In West Virginia, Maren taught writing at the local prison through a National Endowment of the Arts grant, supplemented by teaching classes at the community college.
But when she spoke for this profile, she was in a fellowship at the University of North Carolina at Asheville.
“That time in West Virginia was my first back as an adult,” Maren said. “I loved being there on my family’s land. I mean the community of West Virginia can really be amazing. But the reason I’m down here in North Carolina is because of work.”
“I always liked [his] songs,” Maren said of her father’s taboo lullabies. “I still remember the images created in my mind. I think that my storytelling impulse comes from that.”
Maren’s identity felt tied up in West Virginia, but living in the house she grew up in, she felt time-and-again the push to leave.
“I think my relationship to West Virginia will always be a little complicated,” Maren said. “I always want to be there, but when I’m there, I know there are limitations.”
*
Maren found Jodi McCarty far away from her home state. In stories extracted then distilled from where she grew up, Maren used McCarty to bridge the distance between who she was in West Virginia and the increasingly disparate places she found herself.
“She began as a manifestation of my nostalgia for West Virginia,” Maren said. “Even the land she turns to in the book is totally modeled off the land that I grew up on. In the beginning, parts of her are simply a manifestation of me nostalgically wanting to have the opportunity to inhabit the places of my childhood.”
But in her return home to finish Sugar Run these memories of home become tempered against the realities, the specific pains of this place.
“Her inability to survive when she gets back that is not something I planned out in the book,” Maren said. She wonders how the privilege of living in both worlds has made her unable to live in either.
“I sit here, and I say, ‘Yeah, I want nothing more than to go back to West Virginia and live happily there,’ but that’s not entirely true,” Maren said. “I want to make art and my art is in many ways trying to recreate parts of West Virginia for other people and that is a tension. You are never entirely in the moment if you are making the moment into something for somebody else.”
Maren returned to the places of her youth, the places she longed for. She returned allowing the other shoe to hit the floor on her childhood there on her grandmother’s land.
“Jodi is maybe a projection in some ways of my own journey with West Virginia,” Maren said. “There are a lot of privileges she does not have that I do. I don’t have a felony, but as she was trying to reconnect with this place—it was something that I was doing with her.”

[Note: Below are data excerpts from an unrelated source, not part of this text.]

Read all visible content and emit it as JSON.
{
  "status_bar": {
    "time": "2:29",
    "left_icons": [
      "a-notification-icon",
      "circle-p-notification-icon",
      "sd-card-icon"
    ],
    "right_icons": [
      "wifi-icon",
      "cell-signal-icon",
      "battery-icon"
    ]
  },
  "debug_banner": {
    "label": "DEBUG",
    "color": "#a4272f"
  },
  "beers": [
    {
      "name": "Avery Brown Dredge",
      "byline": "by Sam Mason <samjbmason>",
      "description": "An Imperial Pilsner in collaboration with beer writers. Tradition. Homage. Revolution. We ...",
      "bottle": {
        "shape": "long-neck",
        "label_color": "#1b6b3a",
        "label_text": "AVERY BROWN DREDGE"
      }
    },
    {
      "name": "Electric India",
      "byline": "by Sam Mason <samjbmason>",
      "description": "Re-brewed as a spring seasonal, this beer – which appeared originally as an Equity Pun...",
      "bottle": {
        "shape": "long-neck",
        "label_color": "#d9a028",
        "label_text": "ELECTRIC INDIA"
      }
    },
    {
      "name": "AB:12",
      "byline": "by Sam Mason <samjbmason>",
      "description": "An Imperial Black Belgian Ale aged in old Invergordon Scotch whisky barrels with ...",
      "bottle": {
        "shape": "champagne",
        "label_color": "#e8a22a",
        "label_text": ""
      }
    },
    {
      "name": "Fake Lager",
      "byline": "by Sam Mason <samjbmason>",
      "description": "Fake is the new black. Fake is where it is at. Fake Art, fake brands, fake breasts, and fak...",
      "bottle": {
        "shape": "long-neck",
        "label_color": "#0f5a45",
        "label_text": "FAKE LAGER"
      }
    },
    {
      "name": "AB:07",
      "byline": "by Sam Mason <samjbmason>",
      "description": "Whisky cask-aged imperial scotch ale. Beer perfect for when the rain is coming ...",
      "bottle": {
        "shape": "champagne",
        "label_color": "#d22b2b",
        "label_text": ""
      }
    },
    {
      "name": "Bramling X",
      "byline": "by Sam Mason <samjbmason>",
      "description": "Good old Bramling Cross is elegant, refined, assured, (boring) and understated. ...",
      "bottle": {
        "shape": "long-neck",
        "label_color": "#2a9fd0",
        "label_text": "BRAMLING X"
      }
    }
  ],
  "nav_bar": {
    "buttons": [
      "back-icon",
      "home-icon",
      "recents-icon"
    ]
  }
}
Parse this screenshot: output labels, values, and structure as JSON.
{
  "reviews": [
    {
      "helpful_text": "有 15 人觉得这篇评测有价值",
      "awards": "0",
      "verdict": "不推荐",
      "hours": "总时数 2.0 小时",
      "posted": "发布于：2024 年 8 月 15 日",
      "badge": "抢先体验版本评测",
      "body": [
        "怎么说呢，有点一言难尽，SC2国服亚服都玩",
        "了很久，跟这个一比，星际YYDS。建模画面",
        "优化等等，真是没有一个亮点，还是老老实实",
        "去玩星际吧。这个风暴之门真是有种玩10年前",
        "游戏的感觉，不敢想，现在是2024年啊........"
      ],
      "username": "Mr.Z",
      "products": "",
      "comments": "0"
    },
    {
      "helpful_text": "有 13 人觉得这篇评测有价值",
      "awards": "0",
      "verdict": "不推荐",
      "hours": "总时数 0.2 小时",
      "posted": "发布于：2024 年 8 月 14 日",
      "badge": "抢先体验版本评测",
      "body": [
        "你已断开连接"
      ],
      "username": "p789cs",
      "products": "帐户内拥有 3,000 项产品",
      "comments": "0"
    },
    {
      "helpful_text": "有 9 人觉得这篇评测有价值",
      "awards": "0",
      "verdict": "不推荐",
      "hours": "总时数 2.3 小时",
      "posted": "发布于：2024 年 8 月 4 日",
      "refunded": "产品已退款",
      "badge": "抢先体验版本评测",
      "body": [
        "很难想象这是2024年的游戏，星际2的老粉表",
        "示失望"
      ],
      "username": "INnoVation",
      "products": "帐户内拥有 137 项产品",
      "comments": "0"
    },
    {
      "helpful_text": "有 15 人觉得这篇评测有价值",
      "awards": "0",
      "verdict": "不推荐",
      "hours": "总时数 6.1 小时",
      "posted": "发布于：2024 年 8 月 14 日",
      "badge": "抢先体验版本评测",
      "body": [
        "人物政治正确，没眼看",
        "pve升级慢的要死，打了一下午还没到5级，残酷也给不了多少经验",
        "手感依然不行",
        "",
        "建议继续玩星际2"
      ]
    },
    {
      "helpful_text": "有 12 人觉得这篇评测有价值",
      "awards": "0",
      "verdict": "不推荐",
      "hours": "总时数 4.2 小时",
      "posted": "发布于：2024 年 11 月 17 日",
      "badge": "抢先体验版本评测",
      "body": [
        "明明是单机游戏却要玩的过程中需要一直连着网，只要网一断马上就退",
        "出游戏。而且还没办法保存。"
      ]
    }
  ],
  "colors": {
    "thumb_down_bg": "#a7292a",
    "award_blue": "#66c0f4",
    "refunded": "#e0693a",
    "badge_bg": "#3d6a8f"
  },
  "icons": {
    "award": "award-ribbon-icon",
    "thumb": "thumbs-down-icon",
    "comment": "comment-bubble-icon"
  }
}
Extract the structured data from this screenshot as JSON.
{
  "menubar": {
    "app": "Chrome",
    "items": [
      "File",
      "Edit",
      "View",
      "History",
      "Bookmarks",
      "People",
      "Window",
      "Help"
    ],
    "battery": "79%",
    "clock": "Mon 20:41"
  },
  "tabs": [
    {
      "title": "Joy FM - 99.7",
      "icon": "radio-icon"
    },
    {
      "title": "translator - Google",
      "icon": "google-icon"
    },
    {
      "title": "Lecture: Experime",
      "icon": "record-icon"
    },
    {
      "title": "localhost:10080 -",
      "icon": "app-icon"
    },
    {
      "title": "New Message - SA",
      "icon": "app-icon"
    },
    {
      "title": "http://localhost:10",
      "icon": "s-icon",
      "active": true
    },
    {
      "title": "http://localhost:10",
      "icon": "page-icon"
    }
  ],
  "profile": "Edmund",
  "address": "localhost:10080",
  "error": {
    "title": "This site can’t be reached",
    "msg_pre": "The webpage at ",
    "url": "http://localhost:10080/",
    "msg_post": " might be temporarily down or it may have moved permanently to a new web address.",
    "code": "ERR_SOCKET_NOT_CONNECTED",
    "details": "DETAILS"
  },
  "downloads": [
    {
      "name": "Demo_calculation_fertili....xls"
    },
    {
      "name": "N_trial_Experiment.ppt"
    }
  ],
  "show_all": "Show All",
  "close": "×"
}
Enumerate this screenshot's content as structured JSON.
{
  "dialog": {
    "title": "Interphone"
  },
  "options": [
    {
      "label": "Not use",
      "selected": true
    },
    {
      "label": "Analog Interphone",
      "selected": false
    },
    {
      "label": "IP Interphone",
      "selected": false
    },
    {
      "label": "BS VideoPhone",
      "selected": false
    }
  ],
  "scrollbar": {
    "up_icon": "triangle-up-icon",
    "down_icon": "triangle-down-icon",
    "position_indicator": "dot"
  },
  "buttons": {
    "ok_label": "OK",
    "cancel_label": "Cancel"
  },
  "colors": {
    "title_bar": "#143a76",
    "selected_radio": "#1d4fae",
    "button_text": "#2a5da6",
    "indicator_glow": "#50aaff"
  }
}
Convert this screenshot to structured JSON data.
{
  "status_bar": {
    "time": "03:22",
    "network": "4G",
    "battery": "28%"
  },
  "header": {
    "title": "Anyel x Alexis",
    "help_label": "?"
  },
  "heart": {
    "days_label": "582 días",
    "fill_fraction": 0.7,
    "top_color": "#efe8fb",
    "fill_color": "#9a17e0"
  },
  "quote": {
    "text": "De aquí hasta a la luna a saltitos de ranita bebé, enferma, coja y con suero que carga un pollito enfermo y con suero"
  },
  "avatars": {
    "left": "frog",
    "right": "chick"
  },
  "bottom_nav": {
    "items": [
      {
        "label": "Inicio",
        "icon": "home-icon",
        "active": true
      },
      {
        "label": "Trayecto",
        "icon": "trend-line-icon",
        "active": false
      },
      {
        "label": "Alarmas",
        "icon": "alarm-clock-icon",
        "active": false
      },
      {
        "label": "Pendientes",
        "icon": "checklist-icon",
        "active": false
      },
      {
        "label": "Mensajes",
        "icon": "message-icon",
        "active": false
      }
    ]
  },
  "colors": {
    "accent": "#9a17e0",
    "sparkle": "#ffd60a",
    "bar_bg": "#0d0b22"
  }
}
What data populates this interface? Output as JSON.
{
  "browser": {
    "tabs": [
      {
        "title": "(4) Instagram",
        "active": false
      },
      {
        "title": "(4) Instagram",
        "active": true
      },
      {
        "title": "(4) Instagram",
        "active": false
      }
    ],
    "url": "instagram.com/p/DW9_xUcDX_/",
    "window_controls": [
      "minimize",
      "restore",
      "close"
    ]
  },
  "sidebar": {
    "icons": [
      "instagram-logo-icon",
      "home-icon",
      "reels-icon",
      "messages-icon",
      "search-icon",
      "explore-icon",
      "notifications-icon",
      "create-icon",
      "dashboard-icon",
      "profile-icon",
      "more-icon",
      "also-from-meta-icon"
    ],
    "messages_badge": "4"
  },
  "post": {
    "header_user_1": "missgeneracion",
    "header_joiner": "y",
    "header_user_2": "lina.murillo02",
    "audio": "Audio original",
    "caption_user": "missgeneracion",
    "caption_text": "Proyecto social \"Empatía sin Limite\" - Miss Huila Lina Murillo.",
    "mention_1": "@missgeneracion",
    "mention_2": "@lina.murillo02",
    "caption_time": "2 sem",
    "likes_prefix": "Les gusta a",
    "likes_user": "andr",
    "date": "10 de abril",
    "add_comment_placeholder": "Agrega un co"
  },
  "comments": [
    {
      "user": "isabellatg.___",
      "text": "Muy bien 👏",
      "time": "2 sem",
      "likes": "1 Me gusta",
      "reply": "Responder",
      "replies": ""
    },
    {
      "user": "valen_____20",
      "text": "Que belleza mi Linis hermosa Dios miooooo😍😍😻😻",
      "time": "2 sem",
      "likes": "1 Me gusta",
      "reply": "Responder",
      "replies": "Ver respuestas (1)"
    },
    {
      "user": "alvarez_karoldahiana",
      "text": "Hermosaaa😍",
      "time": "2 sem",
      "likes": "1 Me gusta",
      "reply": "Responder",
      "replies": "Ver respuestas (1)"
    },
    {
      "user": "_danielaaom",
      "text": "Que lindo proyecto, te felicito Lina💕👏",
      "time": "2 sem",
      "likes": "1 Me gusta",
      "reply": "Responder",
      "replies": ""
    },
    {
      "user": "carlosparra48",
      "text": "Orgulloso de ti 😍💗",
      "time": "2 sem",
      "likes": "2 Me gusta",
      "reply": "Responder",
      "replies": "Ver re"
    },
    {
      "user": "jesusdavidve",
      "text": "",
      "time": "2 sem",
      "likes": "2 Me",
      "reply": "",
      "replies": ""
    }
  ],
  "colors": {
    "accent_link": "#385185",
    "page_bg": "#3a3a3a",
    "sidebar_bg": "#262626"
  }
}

At the center of Maren’s book is the dissonance of return; the knotty landscapes that appear as Maren tries to reexamine and reimagine her centers, the complicated and always fleeting places we know to be home.
“You have this beautiful dream of what it was like when you were a child. And then you go back,” Maren said. “You learn that making a living there, making a life, it is difficult. It means that you will always be—not uneasy—but always a bit out of place in the place you come from.”